Céleste était morte. C’était tout ce qui tournait en boucle dans la tête de Dimitri, en boule dans son lit, qui ne parvenait pas à sortir de sa torpeur. La douleur était si profondément ancrée en lui qu’il ne parvenait plus à ouvrir les yeux. Mieux valait ne plus jamais les ouvrir, plutôt que voir un monde dans lequel elle avait disparu.
Il n’avait jamais eu aussi mal. Cette douleur fulgurante et persistante avait d’abord frappé en plein dans sa poitrine. Puis ses poumons s’étaient mis à le brûler, ses yeux à piquer et des maux de têtes brutaux allaient bientôt avoir raison de lui. Il s’était enfermé dans le noir de sa chambre, dans un silence complet, dans l’espoir que le mal s’estompe quelque peu, en vain. Il n’osait même plus toucher à son téléphone parce qu’il savait exactement sur quelle page il tomberait en déverrouillant l’appareil.
La photo de la jeune femme sous le statut Facebook écrit par sa mère hantait encore Dimitri. Le sourire rayonnant de Céleste, ses cheveux bruns décoiffés par le vent et ses yeux si plissés par son rire qu’on n’en distinguait pas la couleur. Céleste était comme ça. Pleine de vie, pleine de rire, débordante d’affection et si douée pour paraître forte. Si douée que Dimitri ne comprenait pas pourquoi, cette nuit-là, elle avait décidé de mettre fin à ses jours.
Il était réveillé depuis à peine une demi-heure mais il aurait préféré ne jamais voir la lumière du jour.

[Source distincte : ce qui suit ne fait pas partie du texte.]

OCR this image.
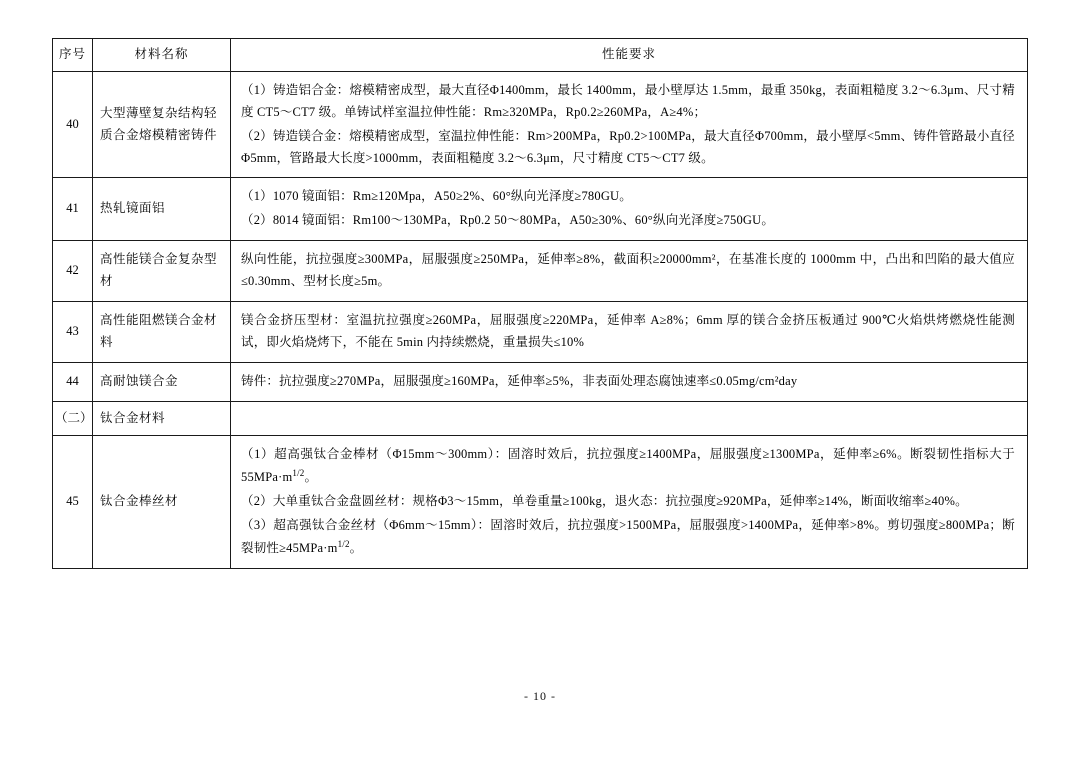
序号	材料名称	性能要求
40	大型薄壁复杂结构轻质合金熔模精密铸件	（1）铸造铝合金：熔模精密成型，最大直径Φ1400mm，最长 1400mm，最小壁厚达 1.5mm，最重 350kg，表面粗糙度 3.2～6.3μm、尺寸精度 CT5～CT7 级。单铸试样室温拉伸性能：Rm≥320MPa，Rp0.2≥260MPa，A≥4%；

（2）铸造镁合金：熔模精密成型，室温拉伸性能：Rm>200MPa，Rp0.2>100MPa，最大直径Φ700mm，最小壁厚<5mm、铸件管路最小直径Φ5mm，管路最大长度>1000mm，表面粗糙度 3.2～6.3μm，尺寸精度 CT5～CT7 级。

41	热轧镜面铝	（1）1070 镜面铝：Rm≥120Mpa，A50≥2%、60°纵向光泽度≥780GU。

（2）8014 镜面铝：Rm100～130MPa，Rp0.2 50～80MPa，A50≥30%、60°纵向光泽度≥750GU。

42	高性能镁合金复杂型材	纵向性能，抗拉强度≥300MPa，屈服强度≥250MPa，延伸率≥8%，截面积≥20000mm²，在基准长度的 1000mm 中，凸出和凹陷的最大值应≤0.30mm、型材长度≥5m。

43	高性能阻燃镁合金材料	镁合金挤压型材：室温抗拉强度≥260MPa，屈服强度≥220MPa，延伸率 A≥8%；6mm 厚的镁合金挤压板通过 900℃火焰烘烤燃烧性能测试，即火焰烧烤下，不能在 5min 内持续燃烧，重量损失≤10%

44	高耐蚀镁合金	铸件：抗拉强度≥270MPa，屈服强度≥160MPa，延伸率≥5%，非表面处理态腐蚀速率≤0.05mg/cm²day

（二）	钛合金材料	
45	钛合金棒丝材	（1）超高强钛合金棒材（Φ15mm～300mm）：固溶时效后，抗拉强度≥1400MPa，屈服强度≥1300MPa，延伸率≥6%。断裂韧性指标大于 $55MPa\cdot m^{1/2}$。

（2）大单重钛合金盘圆丝材：规格Φ3～15mm，单卷重量≥100kg，退火态：抗拉强度≥920MPa，延伸率≥14%，断面收缩率≥40%。

（3）超高强钛合金丝材（Φ6mm～15mm）：固溶时效后，抗拉强度>1500MPa，屈服强度>1400MPa，延伸率>8%。剪切强度≥800MPa；断裂韧性$\ge 45MPa\cdot m^{1/2}$。

- 10 -
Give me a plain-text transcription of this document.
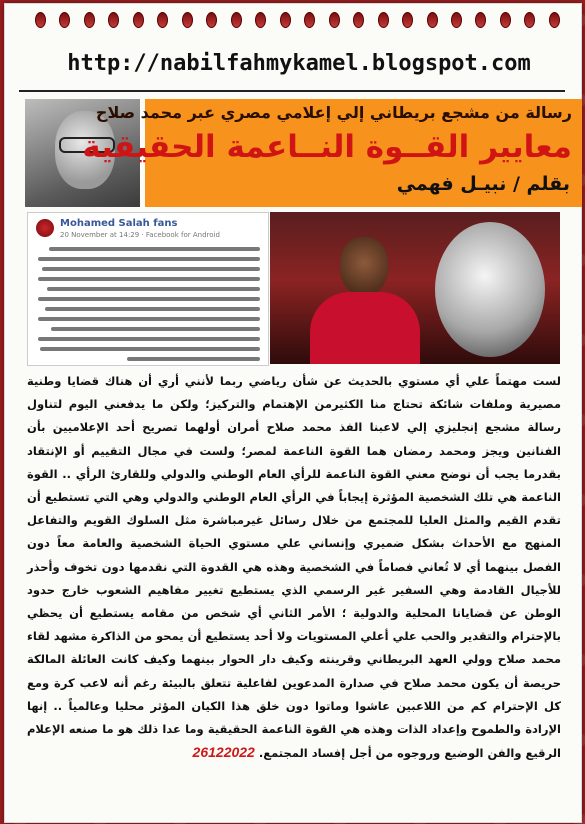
http://nabilfahmykamel.blogspot.com
رسالة من مشجع بريطاني إلي إعلامي مصري عبر محمد صلاح
معايير القــوة النــاعمة الحقيقية
بقلم / نبيـل فهمي
Mohamed Salah fans
20 November at 14:29 · Facebook for Android
لست مهتماً علي أي مستوي بالحديث عن شأن رياضي ربما لأنني أري أن هناك قضايا وطنية مصيرية وملفات شائكة تحتاج منا الكثيرمن الإهتمام والتركيز؛ ولكن ما يدفعني اليوم لتناول رسالة مشجع إنجليزي إلي لاعبنا الفذ محمد صلاح أمران أولهما تصريح أحد الإعلاميين بأن الفنانين ويجز ومحمد رمضان هما القوة الناعمة لمصر؛ ولست في مجال التقييم أو الإنتقاد بقدرما يجب أن نوضح معني القوة الناعمة للرأي العام الوطني والدولي وللقارئ الرأي .. القوة الناعمة هي تلك الشخصية المؤثرة إيجاباً في الرأي العام الوطني والدولي وهي التي تستطيع أن تقدم القيم والمثل العليا للمجتمع من خلال رسائل غيرمباشرة مثل السلوك القويم والتفاعل المنهج مع الأحداث بشكل ضميري وإنساني علي مستوي الحياة الشخصية والعامة معاً دون الفصل بينهما أي لا تُعاني فصاماً في الشخصية وهذه هي القدوة التي نقدمها دون تخوف وأحذر للأجيال القادمة وهي السفير غير الرسمي الذي يستطيع تغيير مفاهيم الشعوب خارج حدود الوطن عن قضايانا المحلية والدولية ؛ الأمر الثاني أي شخص من مقامه يستطيع أن يحظي بالإحترام والتقدير والحب علي أعلي المستويات ولا أحد يستطيع أن يمحو من الذاكرة مشهد لقاء محمد صلاح وولي العهد البريطاني وقرينته وكيف دار الحوار بينهما وكيف كانت العائلة المالكة حريصة أن يكون محمد صلاح في صدارة المدعوين لفاعلية تتعلق بالبيئة رغم أنه لاعب كرة ومع كل الإحترام كم من اللاعبين عاشوا وماتوا دون خلق هذا الكيان المؤثر محليا وعالمياً .. إنها الإرادة والطموح وإعداد الذات وهذه هي القوة الناعمة الحقيقية وما عدا ذلك هو ما صنعه الإعلام الرقيع والفن الوضيع وروجوه من أجل إفساد المجتمع. 26122022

C’était trop dur à encaisser. Jamais il n’avait imaginé que sa meilleure amie puisse se sentir si mal, et jamais il n’avait pensé devoir un jour continuer de mener sa vie sans elle. C’était pourtant ce qu’il allait devoir faire, il le savait, seulement c’était trop frais et trop soudain pour qu’il imagine se lever de son lit. Il voulait rester là, emmitouflé dans le réconfort de sa couverture, à pleurer et à nier l’évidence encore quelques heures, peut-être même quelques jours.
— T’es en retard, Dim !
Agressé par la lumière pénétrant sa chambre par la porte grande ouverte, Dimitri grogna en enfouissant sa tête sous sa couverture. Le fort accent écossais de son ami parvenait toujours à faire sourire Dimitri. Toujours, mais pas cette fois.
— J’irai pas bosser aujourd’hui, Aidan, il baragouina pour le faire partir.
— Dim ? s’inquiéta le jeune homme en faisant un pas dans la chambre. Qu’est ce qui se passe ?
La gorge nouée, il ne put prononcer un mot de plus. Il manquait d’air et n’osait pas ouvrir la bouche de peur de laisser échapper un sanglot qui attirerait trop l’attention d’Aidan. Il ne voulait pas qu’il s’en fasse pour lui, ni qu’il tente de s’incruster dans le cocon qu’il tentait de se créer. Dimitri voulait être seul. En fermant les yeux, il espérait sentir les ténèbres l’engloutir et simplement disparaître.
Mais le silence qui répondait à Aidan dû l'intriguer davantage. Dimitri n’avait jamais été du genre à se replier sur lui-même et voir son ami roulé en boule sous sa couette avait suffit à mettre la puce à l’oreille de l’Écossais. Il referma la porte derrière lui et traversa la chambre pour s’asseoir sur le bord du lit.
— T’as toujours été une grosse balance, tu peux raconter, il tenta en tirant doucement la couverture.
— Laisse-moi, grogna Dimitri en s’agrippant à sa couette.
— Dim, tu pleures ?
Un simple reniflement lui répondit et Dimitri s’enfonça une fois de plus dans un silence impénétrable. Aidan tenta la compassion et le soutien, il lui promit de l’écouter et qu’il serait là pour lui, en vain. Puis, sans nul doute à court de patience et d’idées pour le faire parler, il finit par tirer brusquement sur la couette en se redressant.